By Nathan Slaughter
It's among the scarcest metals on the planet.
There's only one large above-ground store, a strategic reserve the Soviet Union spent 50 years accumulating. Russia decided to put the stockpile up for sale in 1990 when it was estimated to total 27 million ounces. Since then, buyers have withdrawn about 25 million ounces.
The remaining balance is a state secret. But comments from Russian mining conglomerate MMC Norilsk Nickel (OTCPK:NILSY) indicate the reserve is nearly spent. Most analysts estimate the reserve is now just 2 million ounces -- about a three-month supply.
Meanwhile, the metal is exceedingly scarce; annual production rates are less than one-tenth that of gold. About 90% of the world's supply is locked up in just two spots (Siberia and South Africa).
This is exactly the sort of scarcity that can drive up prices. All that's needed is demand. And we're seeing that too.
Mines around the world yielded a total of 6.3 million ounces last year. Meanwhile, post-recession demand rebounded to 7 million ounces.
No, I'm not talking about silver or even platinum. And you know I'm not talking about gold, either. Gold climbed 30% last year. That was bested by silver, but both metals trailed the 97% gain of this one.
It's the reservoir for palladium that's running dry and there's about to be some thirsty buyers.
Congress has authorized a palladium coin. Exchange-traded funds from New York to Zurich now have more than 2.5 million ounces of physical bullion in their vaults.

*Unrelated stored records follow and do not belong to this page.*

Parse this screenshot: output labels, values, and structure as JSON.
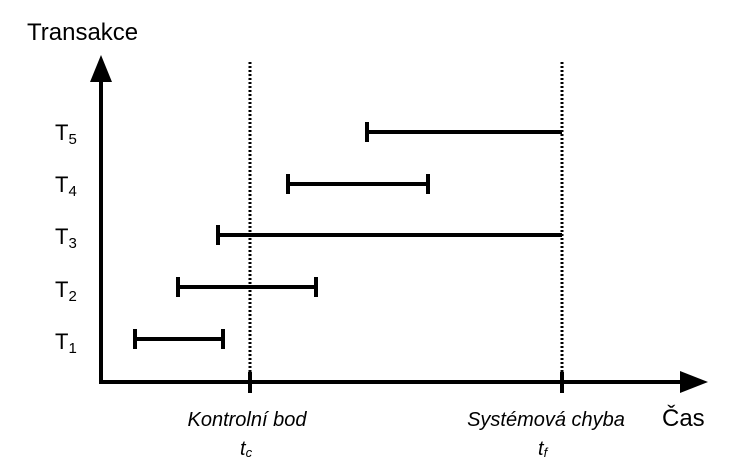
{
  "diagram": {
    "y_axis_title": "Transakce",
    "x_axis_title": "Čas",
    "colors": {
      "ink": "#000000",
      "background": "#ffffff"
    },
    "markers": [
      {
        "id": "checkpoint",
        "label": "Kontrolní bod",
        "symbol": "t",
        "symbol_sub": "c"
      },
      {
        "id": "failure",
        "label": "Systémová chyba",
        "symbol": "t",
        "symbol_sub": "f"
      }
    ],
    "transactions": [
      {
        "letter": "T",
        "index": "1"
      },
      {
        "letter": "T",
        "index": "2"
      },
      {
        "letter": "T",
        "index": "3"
      },
      {
        "letter": "T",
        "index": "4"
      },
      {
        "letter": "T",
        "index": "5"
      }
    ]
  }
}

The versatile metal has a multitude of uses beyond simple investment; most notably in the dental, jewelry and electronics fields. But demand from the auto sector is greater than all of those combined -- the metal is used in catalytic converters. And despite decades of research, carmakers have never found a viable substitute.

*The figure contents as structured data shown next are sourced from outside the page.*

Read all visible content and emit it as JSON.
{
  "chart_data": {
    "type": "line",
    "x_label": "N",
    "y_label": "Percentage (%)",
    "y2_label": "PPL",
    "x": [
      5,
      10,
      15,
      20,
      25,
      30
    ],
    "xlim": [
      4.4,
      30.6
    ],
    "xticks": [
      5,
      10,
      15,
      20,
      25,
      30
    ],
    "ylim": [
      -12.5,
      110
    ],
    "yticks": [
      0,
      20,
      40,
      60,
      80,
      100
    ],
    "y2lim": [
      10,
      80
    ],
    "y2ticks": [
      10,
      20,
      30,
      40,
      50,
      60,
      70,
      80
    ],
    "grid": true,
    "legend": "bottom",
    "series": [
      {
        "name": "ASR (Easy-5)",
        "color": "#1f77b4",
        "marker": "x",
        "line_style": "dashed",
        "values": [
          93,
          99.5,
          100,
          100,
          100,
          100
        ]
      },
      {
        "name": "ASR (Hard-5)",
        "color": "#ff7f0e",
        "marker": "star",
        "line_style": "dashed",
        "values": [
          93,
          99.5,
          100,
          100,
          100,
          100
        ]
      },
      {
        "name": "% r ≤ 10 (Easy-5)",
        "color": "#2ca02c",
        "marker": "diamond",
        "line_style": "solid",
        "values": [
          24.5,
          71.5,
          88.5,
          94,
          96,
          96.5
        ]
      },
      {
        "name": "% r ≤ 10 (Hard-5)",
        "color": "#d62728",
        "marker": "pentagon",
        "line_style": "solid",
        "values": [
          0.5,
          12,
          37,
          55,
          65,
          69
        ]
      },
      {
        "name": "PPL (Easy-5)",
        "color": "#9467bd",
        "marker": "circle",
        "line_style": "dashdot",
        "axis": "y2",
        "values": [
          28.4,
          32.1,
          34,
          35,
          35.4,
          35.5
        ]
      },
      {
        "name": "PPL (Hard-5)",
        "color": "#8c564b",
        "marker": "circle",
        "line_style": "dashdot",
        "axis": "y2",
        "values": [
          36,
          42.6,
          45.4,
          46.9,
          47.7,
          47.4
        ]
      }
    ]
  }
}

According to automotive forecaster CSM Worldwide, global auto production is forecast to reach 75 million vehicles this year, 80 million next year and nearly 90 million by 2014. That means a lot more catalytic converters.
As supplies get squeezed, automakers are already doing their best to stockpile. General Motors (NYSE: GM) recently signed an agreement with Stillwater Mining (NYSE: SWC) to buy future supplies of palladium -- without fixed floor or ceiling prices. This contract is akin to a blank check. GM just wants the metal, regardless of what it has to pay.
And here's the best part. There are only a small handful of companies splitting this rich jackpot.
One of them is the aforementioned Stillwater Mining. Stillwater is the only palladium miner in the United States. The company plies the Beartooth Mountains of southern Montana, home to the planet's richest concentrations of high-grade palladium ore.
I think 2011 is poised to be one of Stillwater's most successful years ever. The scarcity of palladium gives the metal what it takes to continue its powerful run, perhaps racing another 25% to retake the $900/oz. mark.
That would be welcome news for Stillwater.
Disclosure: Neither Nathan Slaughter nor StreetAuthority, LLC hold positions in any securities mentioned in this article.